Risiko Default Jadi Pemicu Baru Ancaman Resesi Ekonomi
Diperlukan langkah-langkah strategis demi menyikapi kasus gagal bayar.
REPUBLIKA.CO.ID, JAKARTA -- Meluasnya kasus gagal bayar industri keuangan turut menjadi katalis negatif bagi pemerintah yang kini tengah menjaga kondisi perekonomian nasional, pasca pandemi virus Corona. Setidaknya diperlukan langkah-langkah strategis demi menyikapi kasus gagal bayar, sehingga tidak menjadi tambahan beban baru dikarenakan adanya potensi resesi ekonomi pasca pandemi.

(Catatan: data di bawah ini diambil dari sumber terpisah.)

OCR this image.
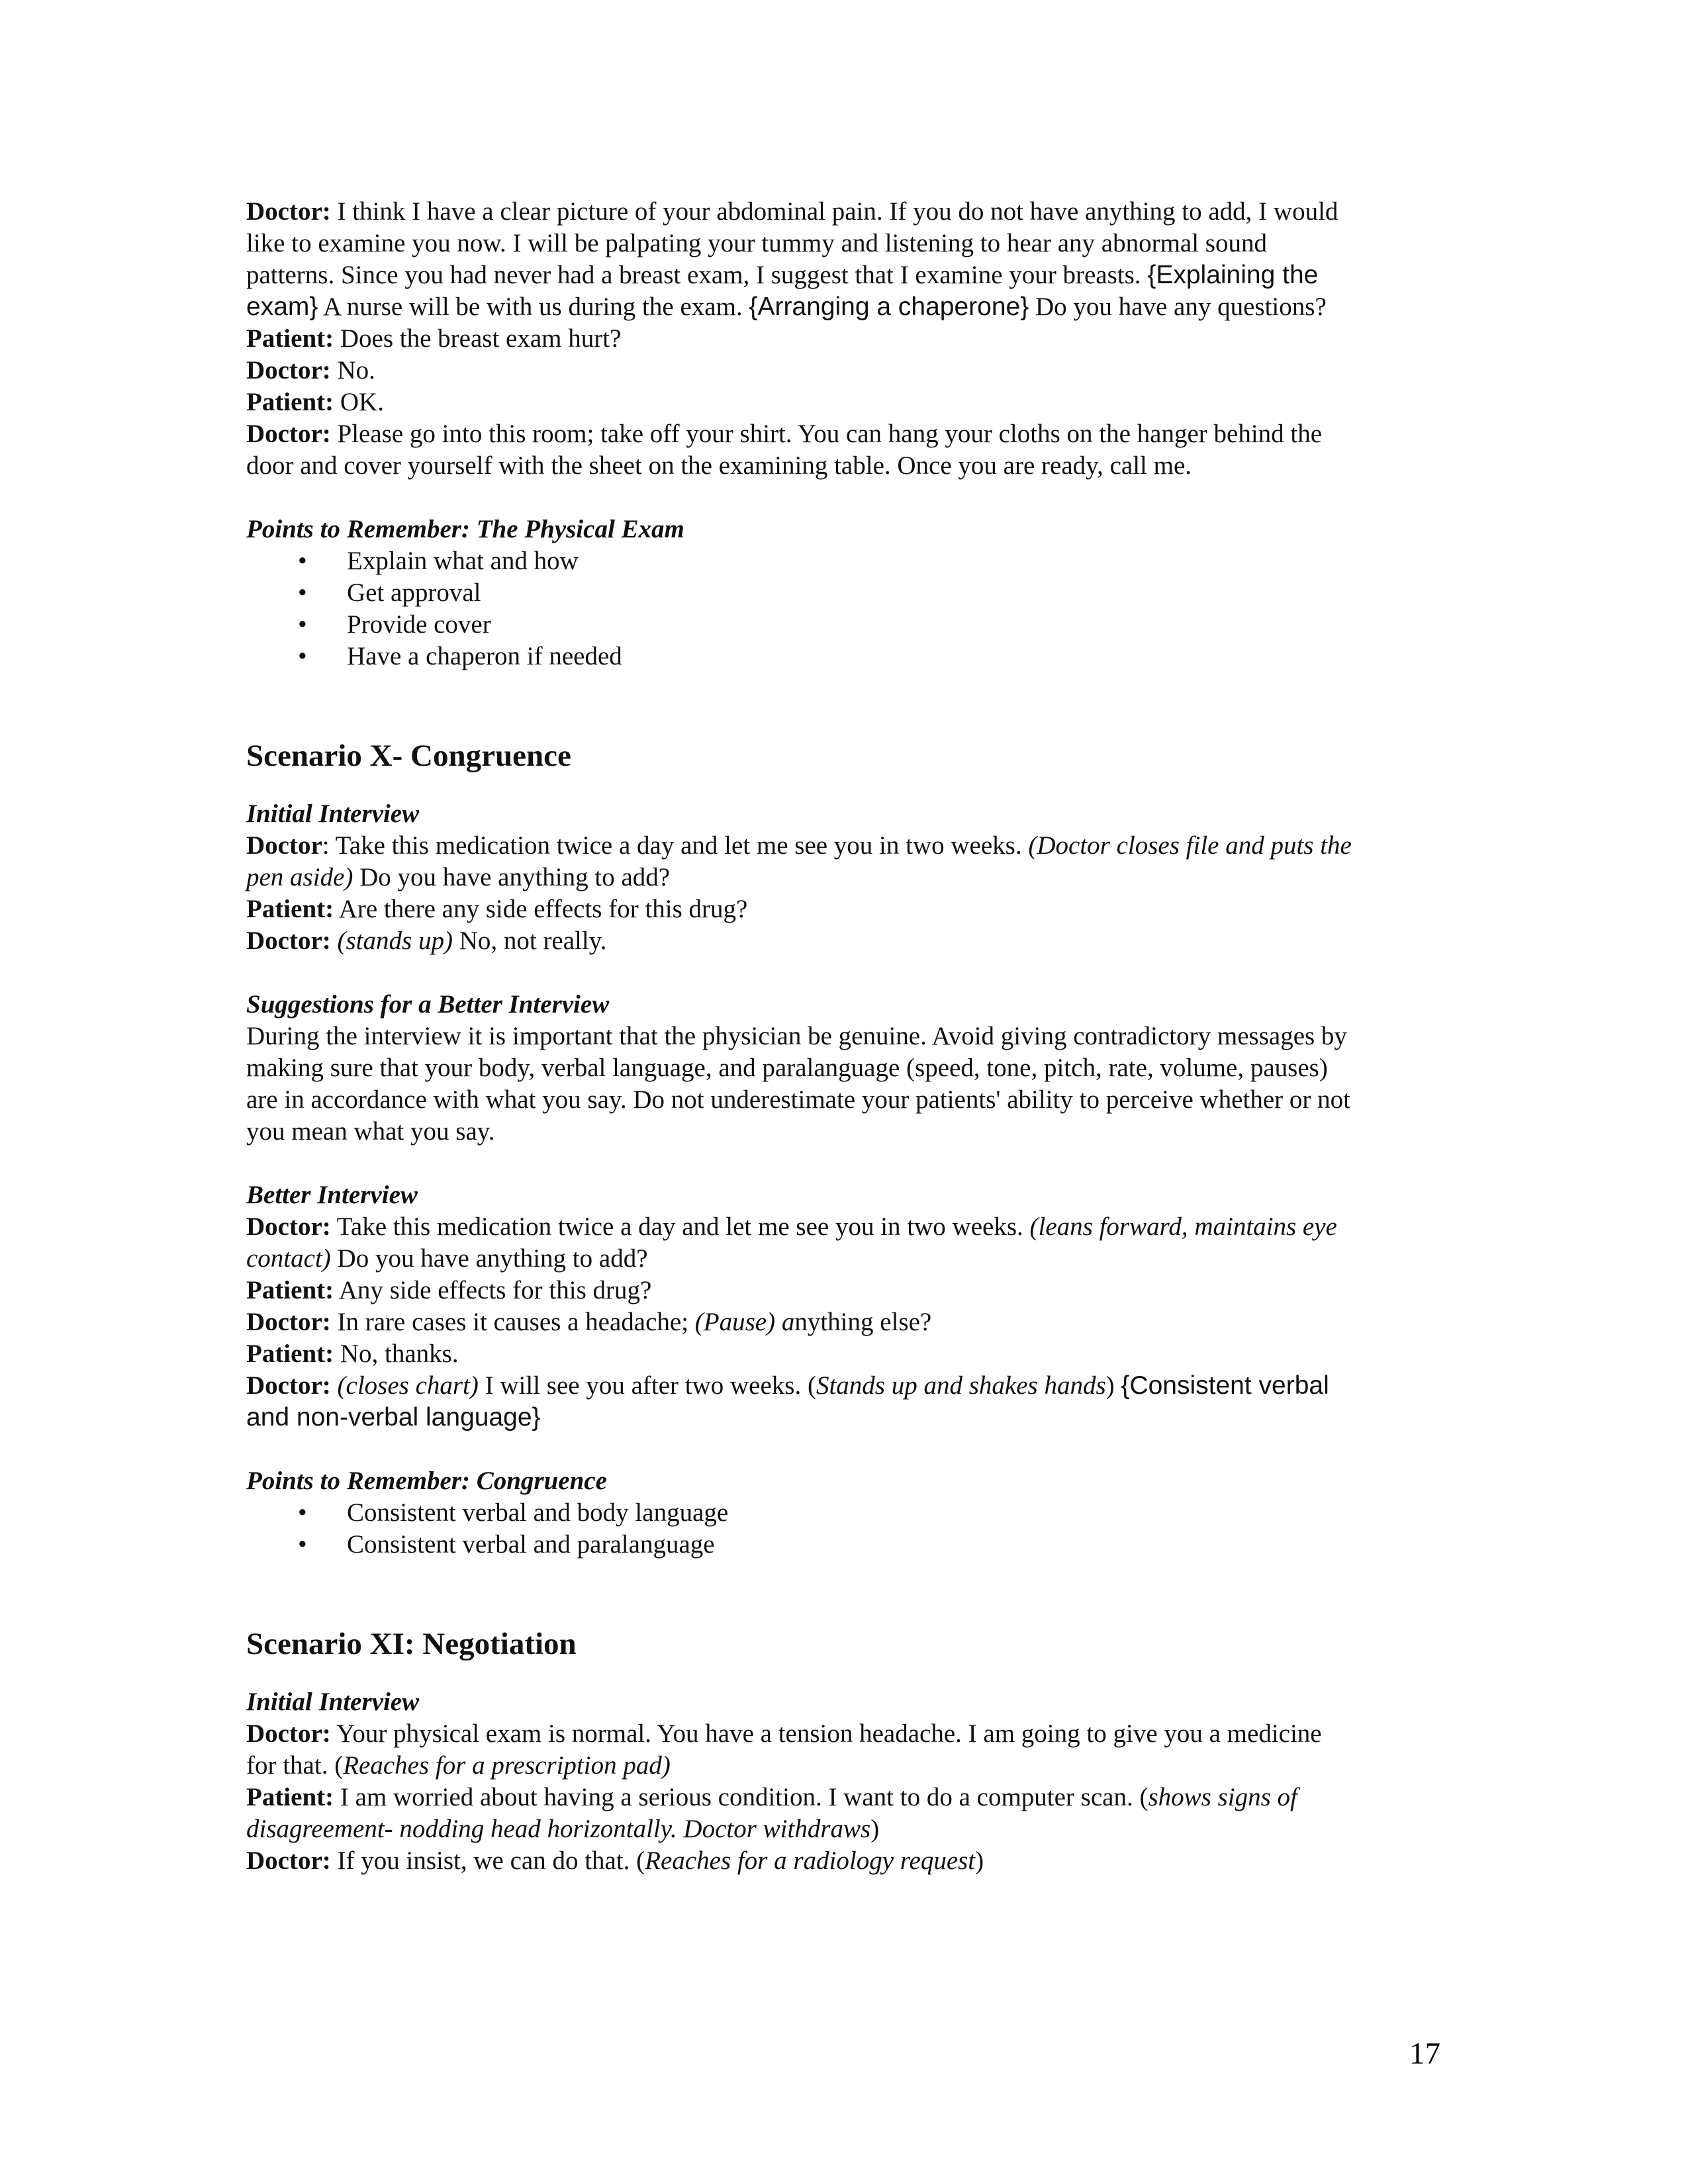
Doctor: I think I have a clear picture of your abdominal pain. If you do not have anything to add, I would
like to examine you now. I will be palpating your tummy and listening to hear any abnormal sound
patterns. Since you had never had a breast exam, I suggest that I examine your breasts. {Explaining the
exam} A nurse will be with us during the exam. {Arranging a chaperone} Do you have any questions?
Patient: Does the breast exam hurt?
Doctor: No.
Patient: OK.
Doctor: Please go into this room; take off your shirt. You can hang your cloths on the hanger behind the
door and cover yourself with the sheet on the examining table. Once you are ready, call me.
Points to Remember: The Physical Exam
• Explain what and how
• Get approval
• Provide cover
• Have a chaperon if needed
Scenario X- Congruence
Initial Interview
Doctor: Take this medication twice a day and let me see you in two weeks. (Doctor closes file and puts the
pen aside) Do you have anything to add?
Patient: Are there any side effects for this drug?
Doctor: (stands up) No, not really.
Suggestions for a Better Interview
During the interview it is important that the physician be genuine. Avoid giving contradictory messages by
making sure that your body, verbal language, and paralanguage (speed, tone, pitch, rate, volume, pauses)
are in accordance with what you say. Do not underestimate your patients' ability to perceive whether or not
you mean what you say.
Better Interview
Doctor: Take this medication twice a day and let me see you in two weeks. (leans forward, maintains eye
contact) Do you have anything to add?
Patient: Any side effects for this drug?
Doctor: In rare cases it causes a headache; (Pause) anything else?
Patient: No, thanks.
Doctor: (closes chart) I will see you after two weeks. (Stands up and shakes hands) {Consistent verbal
and non-verbal language}
Points to Remember: Congruence
• Consistent verbal and body language
• Consistent verbal and paralanguage
Scenario XI: Negotiation
Initial Interview
Doctor: Your physical exam is normal. You have a tension headache. I am going to give you a medicine
for that. (Reaches for a prescription pad)
Patient: I am worried about having a serious condition. I want to do a computer scan. (shows signs of
disagreement- nodding head horizontally. Doctor withdraws)
Doctor: If you insist, we can do that. (Reaches for a radiology request)
17
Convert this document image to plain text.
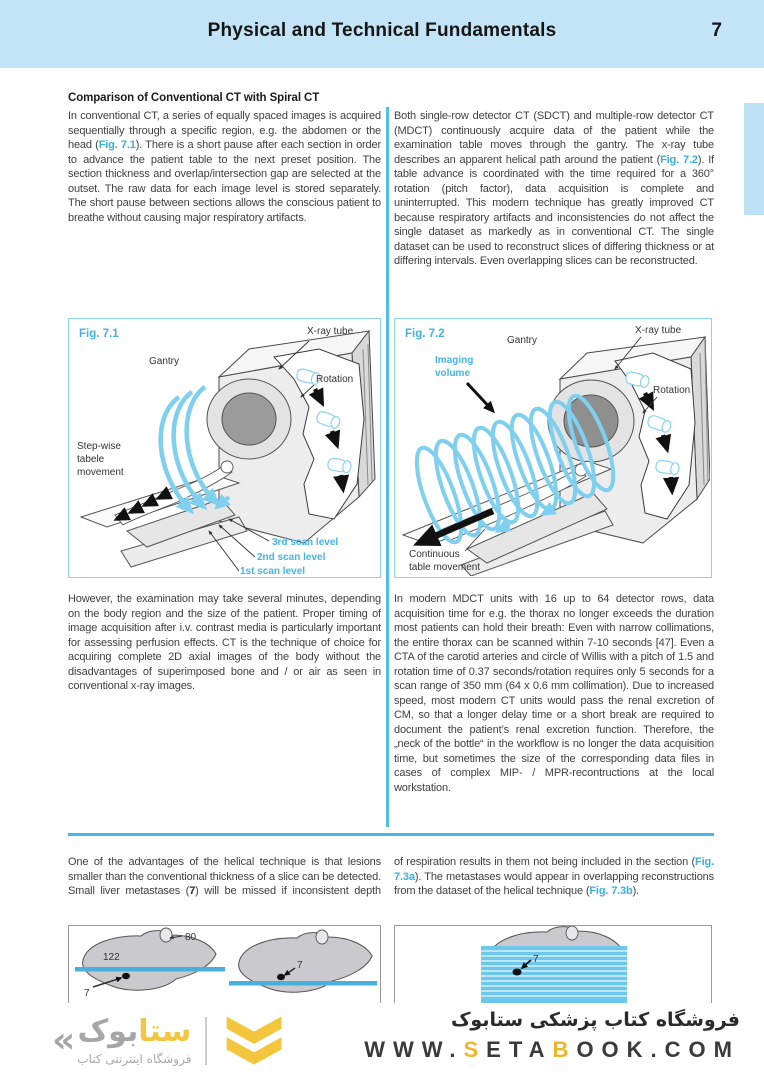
Physical and Technical Fundamentals	7
Comparison of Conventional CT with Spiral CT

In conventional CT, a series of equally spaced images is acquired sequentially through a specific region, e.g. the abdomen or the head (Fig. 7.1). There is a short pause after each section in order to advance the patient table to the next preset position. The section thickness and overlap/intersection gap are selected at the outset. The raw data for each image level is stored separately. The short pause between sections allows the conscious patient to breathe without causing major respiratory artifacts.

Both single-row detector CT (SDCT) and multiple-row detector CT (MDCT) continuously acquire data of the patient while the examination table moves through the gantry. The x-ray tube describes an apparent helical path around the patient (Fig. 7.2). If table advance is coordinated with the time required for a 360° rotation (pitch factor), data acquisition is complete and uninterrupted. This modern technique has greatly improved CT because respiratory artifacts and inconsistencies do not affect the single dataset as markedly as in conventional CT. The single dataset can be used to reconstruct slices of differing thickness or at differing intervals. Even overlapping slices can be reconstructed.

Fig. 7.1	X-ray tube
Gantry
Rotation
Step-wise
tabele
movement
3rd scan level
2nd scan level
1st scan level
Fig. 7.2
Gantry
X-ray tube
Imaging
volume
Rotation
Continuous
table movement

However, the examination may take several minutes, depending on the body region and the size of the patient. Proper timing of image acquisition after i.v. contrast media is particularly important for assessing perfusion effects. CT is the technique of choice for acquiring complete 2D axial images of the body without the disadvantages of superimposed bone and / or air as seen in conventional x-ray images.

In modern MDCT units with 16 up to 64 detector rows, data acquisition time for e.g. the thorax no longer exceeds the duration most patients can hold their breath: Even with narrow collimations, the entire thorax can be scanned within 7-10 seconds [47]. Even a CTA of the carotid arteries and circle of Willis with a pitch of 1.5 and rotation time of 0.37 seconds/rotation requires only 5 seconds for a scan range of 350 mm (64 x 0.6 mm collimation). Due to increased speed, most modern CT units would pass the renal excretion of CM, so that a longer delay time or a short break are required to document the patient’s renal excretion function. Therefore, the „neck of the bottle“ in the workflow is no longer the data acquisition time, but sometimes the size of the corresponding data files in cases of complex MIP- / MPR-recontructions at the local workstation.

One of the advantages of the helical technique is that lesions smaller than the conventional thickness of a slice can be detected. Small liver metastases (7) will be missed if inconsistent depth

of respiration results in them not being included in the section (Fig. 7.3a). The metastases would appear in overlapping reconstructions from the dataset of the helical technique (Fig. 7.3b).

80
122
7
7
7
«	ستابوک
فروشگاه اینترنتی کتاب
فروشگاه کتاب پزشکی ستابوک
WWW.SETABOOK.COM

Menurut Analis pasar modal dari Avere Mitra Investama Teguh Hidayat kasus gagal bayar yang terjadi saat ini akan menghambat upaya pemerintah sendiri dalam memasyarakatkan pasar modal.
"Dampaknya bisa dilihat dari volume transaksi menjadi sepi dan turunnya kepercayaan dari masyarakat," ujarnya dalam keterangan tulis, Rabu (24/6).
Seperti yang diketahui, sejak mewabahnya virus Corona di sejumlah negara termasuk Indonesia, Indeks Harga Saham Gabungan (IHSG) mengalami tekanan yang cukup signifikan atau turun 20,99 persen dari posisi 6.283 pada awal tahun, menjadi 4.964 pada penutupan Rabu (24/6). Bahkan, posisi IHSG sempat menyentuh level 3.937 atau amblas 37,33 persen pada Selasa (24/3).
Untuk dapat memitigasi risiko gagal bayar di industri keuangan Indonesia, Teguh bilang, hal pertama yang harus dilakukan pemerintah dan otoritas bisa dimulai dengan mendengar masukan dari sejumlah ekonom maupun pelaku pasar.
Dengan ekslusifnya sikap pemerintah dan regulator yang ditunjukkan selama ini, dia mengaku tidak heran jika kasus gagal bayar produk reksadana, asuransi dan obligasi akan menambah beban pemerintah di tengah ancaman resesi pasca pandemi virus Corona.
"Memang belakangan otoritas dan seterusnya sudah mulai mendengar masukan-masukan dari pelaku pasar. Tapi dulunya saya dan teman teman nggak pernah digubris ketika memberi masukan," ucapnya.
Selain mendengar masukan, imbuh Teguh, hal yang juga harus dilakukan pemerintah dan otoritas ialah memperbaiki tata kelola sekaligus pengawasan di pasar modal.
Artinya dengan memperbaiki tata kelola dan pengawasan, sudah tentu akan memunculkan persepsi baru pada benak investor pasar modal bahwasanya pemerintah dan otoritas mulai melakukan bersih-bersih industri keuangan Indonesia.
"Dan sudah tepat jika penegakkan hukum terhadap dugaan korupsi Jiwasraya dan kasus pasar modal lainnya harus dijadikan momentum perbaikan tata kelola. Karena di sisi lain, sejak 2015 kami gencar menggaungkan investasi di pasar modal, mempromosikan investasi, jadi sekarang bagusnya masyarakat sudah melek investasi," ucapnya.
Untuk itu, Teguh pun meminta seluruh elemen untuk bisa mendukung adanya perbaikan tata kelola di pasar modal. "Meskipun tiap perusahaan punya cerita macam-macam hingga gagal bayar, tapi pangkal masalahnya dua 2 hal. Pertama mereka menjanjikan bunga fixed, kemudian pasar modalnya memang lagi tidak bagus, ditambah kurang ketatnya tata kelola," ucapnya.